If you get lazy and don't notify the people in charge of translations, or you embed strings without going through your localization system, it will be a nightmare to try and fix it later. Similarly, if localization is an afterthought, it will be very difficult to put in place. Bottom line, if you don't have all visible strings stored externally in a standard place, it will be very difficult to find all that need to be localized.
One other note, very strictly avoid concatenating visible strings directly, such as
String message = "The " + item + " is on sale!";
Instead, you must use something like
String message = String.Format("The {0} is on sale!", item);
The reason for this is that different languages often order the words differently, and concatenating strings directly will need a new build to fix, but if you used some kind of string replacement mechanism like above, you can modify your .resx file (or whatever localization files you use) for the specific language that needs to reorder the words.
I was just listening to a Podcast from Scott Hanselman this morning, where he talks about internationalization, especially the really tricky things, like Turkish (with it's four i's) and Thai. Also, Jeff Atwood had a post:
Besides all the previous tips, remember that i18n it's not just about changing words for their equivalent on other languages, especially for non-latin languages alphabets (korean, Arabic) which written right to left, so the whole UI will have to conform, like
item 1
item 2
item 3
would have to be
arabic text 1 -
arabic text 2 -
arabic text 3 -
(reversed bullet list doesn't seem to work :P)
which can be a UI nightmare if your system has to apply changes dinamically once the user changes the language being used.
Another very hard thing is to test different languages, not just for the correctness of word, but since languages like Korean usually have bigger font type for their characters this may lead to language specific bugs (like "SAVE" text on a button being larger than the button itself for some language).
One of the funnier things to discover: italics and bold text makrup does not work with CJK (Chinese/Japanese/Korean) characters. They simply become unreadable. (OK, I couldn't really read them before either, but especially bolding just creates ink blots)
I think everyone working in internationalization should be familiar with the Common Locale Data Repository, which is now a sub-project of Unicode:
Common Locale Data Repository
Those folks are working hard to establish a standard resource for all kinds of i18n issues: currency, geographical names, tons of stuff. Any project that's maintaining its own core local data given that this project exists is pretty bonkers, IMHO.

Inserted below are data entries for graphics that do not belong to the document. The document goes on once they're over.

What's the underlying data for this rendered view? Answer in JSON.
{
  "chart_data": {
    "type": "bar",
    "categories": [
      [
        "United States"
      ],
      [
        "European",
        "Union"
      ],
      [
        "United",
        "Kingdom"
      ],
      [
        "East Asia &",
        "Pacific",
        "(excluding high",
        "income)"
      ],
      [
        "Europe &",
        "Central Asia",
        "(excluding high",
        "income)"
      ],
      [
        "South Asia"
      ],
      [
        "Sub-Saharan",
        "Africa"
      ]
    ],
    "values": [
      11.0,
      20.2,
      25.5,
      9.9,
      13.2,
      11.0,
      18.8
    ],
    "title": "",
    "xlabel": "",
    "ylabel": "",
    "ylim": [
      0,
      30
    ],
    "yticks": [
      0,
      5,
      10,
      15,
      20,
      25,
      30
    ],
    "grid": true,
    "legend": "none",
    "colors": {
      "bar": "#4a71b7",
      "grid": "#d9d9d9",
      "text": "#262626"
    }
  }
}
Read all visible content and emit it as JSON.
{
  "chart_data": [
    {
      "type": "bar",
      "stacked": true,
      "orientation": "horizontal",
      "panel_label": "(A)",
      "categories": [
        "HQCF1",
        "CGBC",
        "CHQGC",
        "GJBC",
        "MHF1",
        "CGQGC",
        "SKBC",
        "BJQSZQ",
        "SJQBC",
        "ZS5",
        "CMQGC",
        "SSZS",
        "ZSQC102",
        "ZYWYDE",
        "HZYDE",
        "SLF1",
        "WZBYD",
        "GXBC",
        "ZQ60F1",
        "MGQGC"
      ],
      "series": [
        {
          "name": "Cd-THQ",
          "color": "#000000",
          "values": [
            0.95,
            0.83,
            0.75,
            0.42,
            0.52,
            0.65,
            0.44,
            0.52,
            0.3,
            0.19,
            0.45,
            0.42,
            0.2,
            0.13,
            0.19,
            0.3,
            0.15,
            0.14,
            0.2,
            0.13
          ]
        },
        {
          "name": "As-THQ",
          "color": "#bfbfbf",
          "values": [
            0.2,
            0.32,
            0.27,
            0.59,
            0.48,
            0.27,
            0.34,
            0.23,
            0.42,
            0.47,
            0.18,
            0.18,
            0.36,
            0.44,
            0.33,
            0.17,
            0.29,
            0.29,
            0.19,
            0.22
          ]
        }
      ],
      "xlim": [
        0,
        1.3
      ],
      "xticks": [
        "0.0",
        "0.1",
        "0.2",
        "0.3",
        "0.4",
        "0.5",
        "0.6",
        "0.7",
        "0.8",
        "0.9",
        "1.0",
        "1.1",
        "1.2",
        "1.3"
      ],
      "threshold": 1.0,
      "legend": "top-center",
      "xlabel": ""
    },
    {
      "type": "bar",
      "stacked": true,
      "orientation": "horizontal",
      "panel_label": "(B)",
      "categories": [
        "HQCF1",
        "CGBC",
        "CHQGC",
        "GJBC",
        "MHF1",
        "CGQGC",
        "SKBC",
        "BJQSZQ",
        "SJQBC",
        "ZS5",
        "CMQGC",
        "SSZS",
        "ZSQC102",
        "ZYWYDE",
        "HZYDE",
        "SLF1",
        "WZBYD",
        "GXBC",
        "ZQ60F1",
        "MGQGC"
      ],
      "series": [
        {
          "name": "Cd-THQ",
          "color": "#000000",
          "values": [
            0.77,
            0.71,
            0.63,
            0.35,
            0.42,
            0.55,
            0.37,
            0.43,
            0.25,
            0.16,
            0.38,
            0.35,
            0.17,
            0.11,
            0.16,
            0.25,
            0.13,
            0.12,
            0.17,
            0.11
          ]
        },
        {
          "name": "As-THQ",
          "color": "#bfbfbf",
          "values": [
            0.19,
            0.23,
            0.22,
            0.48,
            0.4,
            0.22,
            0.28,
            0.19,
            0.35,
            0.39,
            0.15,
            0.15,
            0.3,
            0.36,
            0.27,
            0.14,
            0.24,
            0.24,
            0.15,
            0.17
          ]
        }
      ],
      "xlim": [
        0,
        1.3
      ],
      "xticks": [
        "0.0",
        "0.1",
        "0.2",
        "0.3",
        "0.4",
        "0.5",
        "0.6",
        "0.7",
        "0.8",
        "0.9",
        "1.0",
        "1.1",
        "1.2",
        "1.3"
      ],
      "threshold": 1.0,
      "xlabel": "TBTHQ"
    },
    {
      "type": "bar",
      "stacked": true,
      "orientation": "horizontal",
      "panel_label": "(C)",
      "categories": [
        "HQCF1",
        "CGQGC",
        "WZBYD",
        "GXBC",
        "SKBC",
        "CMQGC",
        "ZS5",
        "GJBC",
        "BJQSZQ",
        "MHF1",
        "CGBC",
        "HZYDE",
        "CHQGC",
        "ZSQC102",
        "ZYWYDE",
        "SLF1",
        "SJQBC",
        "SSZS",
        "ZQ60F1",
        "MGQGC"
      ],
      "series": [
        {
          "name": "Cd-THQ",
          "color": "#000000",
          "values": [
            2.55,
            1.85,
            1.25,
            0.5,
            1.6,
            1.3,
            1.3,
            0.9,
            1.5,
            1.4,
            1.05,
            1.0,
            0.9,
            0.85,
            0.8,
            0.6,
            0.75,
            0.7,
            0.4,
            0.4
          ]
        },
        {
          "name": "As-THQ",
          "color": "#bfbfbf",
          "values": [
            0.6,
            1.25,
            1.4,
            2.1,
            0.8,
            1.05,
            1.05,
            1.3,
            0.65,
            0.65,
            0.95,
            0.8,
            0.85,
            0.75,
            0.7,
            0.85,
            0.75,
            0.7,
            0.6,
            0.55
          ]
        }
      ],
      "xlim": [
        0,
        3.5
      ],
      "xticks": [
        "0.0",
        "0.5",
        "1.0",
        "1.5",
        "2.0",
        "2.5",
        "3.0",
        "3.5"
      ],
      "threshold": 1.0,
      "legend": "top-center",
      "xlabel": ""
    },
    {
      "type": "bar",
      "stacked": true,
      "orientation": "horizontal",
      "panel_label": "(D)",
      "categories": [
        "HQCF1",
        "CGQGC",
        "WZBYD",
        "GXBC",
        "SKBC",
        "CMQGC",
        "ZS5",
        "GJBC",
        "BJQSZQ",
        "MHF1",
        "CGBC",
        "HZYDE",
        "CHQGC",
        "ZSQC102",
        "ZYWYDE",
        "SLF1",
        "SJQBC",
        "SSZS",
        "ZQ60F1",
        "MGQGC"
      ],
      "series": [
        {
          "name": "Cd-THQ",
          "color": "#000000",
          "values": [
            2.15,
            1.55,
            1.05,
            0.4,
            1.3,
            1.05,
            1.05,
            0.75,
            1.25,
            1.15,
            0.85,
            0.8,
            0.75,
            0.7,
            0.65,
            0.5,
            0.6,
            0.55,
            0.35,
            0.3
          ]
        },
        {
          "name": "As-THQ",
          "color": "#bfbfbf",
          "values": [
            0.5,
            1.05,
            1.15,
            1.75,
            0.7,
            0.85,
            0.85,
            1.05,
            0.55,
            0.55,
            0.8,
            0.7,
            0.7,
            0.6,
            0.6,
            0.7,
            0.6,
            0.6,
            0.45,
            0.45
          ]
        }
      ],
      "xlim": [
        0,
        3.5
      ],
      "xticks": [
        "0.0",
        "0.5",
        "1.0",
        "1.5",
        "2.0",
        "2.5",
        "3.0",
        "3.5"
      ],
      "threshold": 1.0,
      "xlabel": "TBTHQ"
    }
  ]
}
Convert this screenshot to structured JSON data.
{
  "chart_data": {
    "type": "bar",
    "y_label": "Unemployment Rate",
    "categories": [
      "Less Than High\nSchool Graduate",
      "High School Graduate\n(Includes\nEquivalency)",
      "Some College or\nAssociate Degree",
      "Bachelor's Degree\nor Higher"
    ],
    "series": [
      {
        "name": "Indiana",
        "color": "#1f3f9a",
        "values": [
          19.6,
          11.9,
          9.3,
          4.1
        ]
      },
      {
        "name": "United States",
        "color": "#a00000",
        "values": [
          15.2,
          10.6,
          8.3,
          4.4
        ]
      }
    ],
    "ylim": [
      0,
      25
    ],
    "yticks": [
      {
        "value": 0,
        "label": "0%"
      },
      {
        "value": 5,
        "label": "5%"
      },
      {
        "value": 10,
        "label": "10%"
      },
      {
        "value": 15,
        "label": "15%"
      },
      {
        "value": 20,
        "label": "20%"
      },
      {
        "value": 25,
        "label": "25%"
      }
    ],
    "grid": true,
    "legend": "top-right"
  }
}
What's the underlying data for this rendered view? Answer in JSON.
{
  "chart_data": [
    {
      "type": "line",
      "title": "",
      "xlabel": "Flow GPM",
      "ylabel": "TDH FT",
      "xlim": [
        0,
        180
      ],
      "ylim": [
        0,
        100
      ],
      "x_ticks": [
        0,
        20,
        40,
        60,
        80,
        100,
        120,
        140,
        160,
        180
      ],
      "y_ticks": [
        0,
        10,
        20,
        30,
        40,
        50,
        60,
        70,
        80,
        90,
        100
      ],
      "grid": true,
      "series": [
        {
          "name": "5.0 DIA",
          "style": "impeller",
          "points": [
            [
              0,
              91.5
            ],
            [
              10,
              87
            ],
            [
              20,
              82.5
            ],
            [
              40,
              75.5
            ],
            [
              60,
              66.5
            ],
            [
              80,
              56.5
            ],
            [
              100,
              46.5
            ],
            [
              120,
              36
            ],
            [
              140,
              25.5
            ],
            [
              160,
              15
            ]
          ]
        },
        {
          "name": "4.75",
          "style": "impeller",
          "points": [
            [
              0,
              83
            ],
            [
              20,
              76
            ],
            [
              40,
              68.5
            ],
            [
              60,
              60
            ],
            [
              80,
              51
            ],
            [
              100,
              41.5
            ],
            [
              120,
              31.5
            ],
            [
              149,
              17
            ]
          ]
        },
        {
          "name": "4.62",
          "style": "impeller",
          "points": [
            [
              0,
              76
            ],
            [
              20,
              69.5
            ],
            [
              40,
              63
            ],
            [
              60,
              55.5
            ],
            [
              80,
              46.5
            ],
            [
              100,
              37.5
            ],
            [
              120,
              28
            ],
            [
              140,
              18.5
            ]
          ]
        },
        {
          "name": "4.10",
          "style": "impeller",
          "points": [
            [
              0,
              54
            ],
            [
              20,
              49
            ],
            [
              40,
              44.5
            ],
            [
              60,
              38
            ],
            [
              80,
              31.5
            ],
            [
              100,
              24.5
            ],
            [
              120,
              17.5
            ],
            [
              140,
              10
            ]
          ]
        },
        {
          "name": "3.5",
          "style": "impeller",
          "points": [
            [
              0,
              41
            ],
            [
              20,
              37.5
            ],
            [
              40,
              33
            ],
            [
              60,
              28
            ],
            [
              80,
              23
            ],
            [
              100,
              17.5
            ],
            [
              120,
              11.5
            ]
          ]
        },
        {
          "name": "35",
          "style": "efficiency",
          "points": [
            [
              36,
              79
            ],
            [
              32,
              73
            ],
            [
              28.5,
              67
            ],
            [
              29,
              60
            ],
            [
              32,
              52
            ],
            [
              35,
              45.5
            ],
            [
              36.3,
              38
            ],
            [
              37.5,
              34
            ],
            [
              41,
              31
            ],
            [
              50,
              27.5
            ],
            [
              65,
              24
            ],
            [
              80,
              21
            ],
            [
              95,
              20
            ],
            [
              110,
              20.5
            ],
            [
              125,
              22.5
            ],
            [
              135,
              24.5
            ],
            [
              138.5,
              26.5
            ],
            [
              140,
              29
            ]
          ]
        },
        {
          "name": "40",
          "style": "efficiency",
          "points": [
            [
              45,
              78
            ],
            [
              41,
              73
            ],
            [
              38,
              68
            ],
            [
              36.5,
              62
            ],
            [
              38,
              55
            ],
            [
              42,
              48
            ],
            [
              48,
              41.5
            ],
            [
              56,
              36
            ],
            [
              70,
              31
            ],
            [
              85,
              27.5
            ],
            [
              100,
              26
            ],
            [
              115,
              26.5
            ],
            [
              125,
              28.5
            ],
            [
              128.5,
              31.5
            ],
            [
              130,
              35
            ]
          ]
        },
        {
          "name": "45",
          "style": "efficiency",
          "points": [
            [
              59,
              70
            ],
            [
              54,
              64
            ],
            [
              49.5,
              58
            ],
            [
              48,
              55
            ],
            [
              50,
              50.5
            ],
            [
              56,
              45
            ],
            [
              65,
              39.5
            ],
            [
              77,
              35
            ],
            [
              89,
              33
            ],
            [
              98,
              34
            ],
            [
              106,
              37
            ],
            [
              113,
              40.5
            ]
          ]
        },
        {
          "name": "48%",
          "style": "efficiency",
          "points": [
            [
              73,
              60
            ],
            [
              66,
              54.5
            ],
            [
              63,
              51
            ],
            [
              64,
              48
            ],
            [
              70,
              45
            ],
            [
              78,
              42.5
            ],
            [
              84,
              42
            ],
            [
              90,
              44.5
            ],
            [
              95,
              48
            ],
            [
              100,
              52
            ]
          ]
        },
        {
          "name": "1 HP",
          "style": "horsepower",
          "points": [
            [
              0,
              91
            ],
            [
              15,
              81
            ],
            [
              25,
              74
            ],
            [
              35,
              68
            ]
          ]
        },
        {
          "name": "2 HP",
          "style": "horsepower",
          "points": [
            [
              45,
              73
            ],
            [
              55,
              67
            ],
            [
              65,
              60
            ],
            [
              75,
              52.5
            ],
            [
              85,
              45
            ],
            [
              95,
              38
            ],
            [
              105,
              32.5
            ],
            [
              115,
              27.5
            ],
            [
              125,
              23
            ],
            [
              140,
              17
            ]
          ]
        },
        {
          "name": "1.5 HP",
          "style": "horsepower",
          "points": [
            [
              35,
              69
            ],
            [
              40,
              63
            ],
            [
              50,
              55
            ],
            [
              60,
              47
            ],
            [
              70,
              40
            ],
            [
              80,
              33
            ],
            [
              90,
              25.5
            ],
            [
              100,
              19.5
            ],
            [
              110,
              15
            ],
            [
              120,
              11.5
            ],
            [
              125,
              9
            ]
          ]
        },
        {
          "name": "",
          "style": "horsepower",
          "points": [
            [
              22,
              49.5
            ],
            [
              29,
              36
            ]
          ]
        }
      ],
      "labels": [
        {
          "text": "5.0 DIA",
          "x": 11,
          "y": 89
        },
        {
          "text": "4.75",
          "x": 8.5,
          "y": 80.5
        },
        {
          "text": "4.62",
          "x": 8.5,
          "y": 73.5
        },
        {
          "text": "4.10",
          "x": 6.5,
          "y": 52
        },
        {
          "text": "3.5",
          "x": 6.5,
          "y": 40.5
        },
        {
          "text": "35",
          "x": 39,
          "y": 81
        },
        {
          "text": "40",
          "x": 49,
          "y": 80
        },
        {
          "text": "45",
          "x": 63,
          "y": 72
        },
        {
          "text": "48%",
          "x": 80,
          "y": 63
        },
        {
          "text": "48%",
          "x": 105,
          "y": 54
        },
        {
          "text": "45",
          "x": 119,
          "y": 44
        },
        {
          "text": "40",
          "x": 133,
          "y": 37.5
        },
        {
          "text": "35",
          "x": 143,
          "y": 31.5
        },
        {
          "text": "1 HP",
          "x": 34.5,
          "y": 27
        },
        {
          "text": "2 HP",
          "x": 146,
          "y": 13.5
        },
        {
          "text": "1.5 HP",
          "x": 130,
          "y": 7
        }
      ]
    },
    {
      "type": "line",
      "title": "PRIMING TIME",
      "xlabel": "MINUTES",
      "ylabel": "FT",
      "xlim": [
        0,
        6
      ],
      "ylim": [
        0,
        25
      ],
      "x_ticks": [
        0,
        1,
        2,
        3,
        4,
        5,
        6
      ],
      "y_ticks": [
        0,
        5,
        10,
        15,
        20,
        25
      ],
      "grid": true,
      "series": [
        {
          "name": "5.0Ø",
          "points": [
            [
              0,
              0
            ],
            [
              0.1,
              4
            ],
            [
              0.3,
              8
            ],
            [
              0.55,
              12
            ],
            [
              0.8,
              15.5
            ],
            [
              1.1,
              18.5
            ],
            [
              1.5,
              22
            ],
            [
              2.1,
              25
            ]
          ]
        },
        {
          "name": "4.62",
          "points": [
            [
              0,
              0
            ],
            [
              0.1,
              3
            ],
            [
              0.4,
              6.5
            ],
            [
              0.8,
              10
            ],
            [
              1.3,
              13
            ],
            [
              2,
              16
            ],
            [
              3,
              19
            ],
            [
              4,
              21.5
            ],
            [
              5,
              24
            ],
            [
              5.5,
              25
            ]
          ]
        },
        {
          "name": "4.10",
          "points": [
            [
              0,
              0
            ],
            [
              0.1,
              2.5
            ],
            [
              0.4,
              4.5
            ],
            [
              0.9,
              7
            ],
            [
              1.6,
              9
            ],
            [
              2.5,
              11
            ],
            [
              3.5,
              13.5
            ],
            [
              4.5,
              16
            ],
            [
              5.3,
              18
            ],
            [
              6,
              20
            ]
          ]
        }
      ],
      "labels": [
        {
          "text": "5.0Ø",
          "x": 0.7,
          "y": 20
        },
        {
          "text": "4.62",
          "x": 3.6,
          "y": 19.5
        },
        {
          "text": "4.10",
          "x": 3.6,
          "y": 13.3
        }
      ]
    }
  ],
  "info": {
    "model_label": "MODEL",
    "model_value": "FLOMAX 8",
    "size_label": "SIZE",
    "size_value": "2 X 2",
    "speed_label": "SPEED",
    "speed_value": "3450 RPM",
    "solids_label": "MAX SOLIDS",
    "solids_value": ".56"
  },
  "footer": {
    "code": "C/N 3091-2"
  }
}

I suggest to use something like 99translations.com to maintain your translations . Otherwise you won't be able to tell what of your translations are up to date in every language.
Another challenge will be accepting input from your users. In many cases, this is eased by the input processing provided by the operating system, such as IME in Windows, which works transparently with common text widgets, but this facility will not be available for every possible need.
One website I use has a translation method the owner calls "wiki + machine translation". This is a community based site so is obviously different to the needs of companies.
http://blog.bookmooch.com/2007/09/23/how-bookmooch-does-its-translations/
One thing no one have mentioned yet is strings with some warying part as in "The unit will arive in 5 days" or "On Monday something happens." where 5 and Monday will change depending on state. It is not a good idea to split those in two and concatenate them. With only one varying part and good documentation you might get away with it, with two varying parts there will be some language that preferes to change the order of them.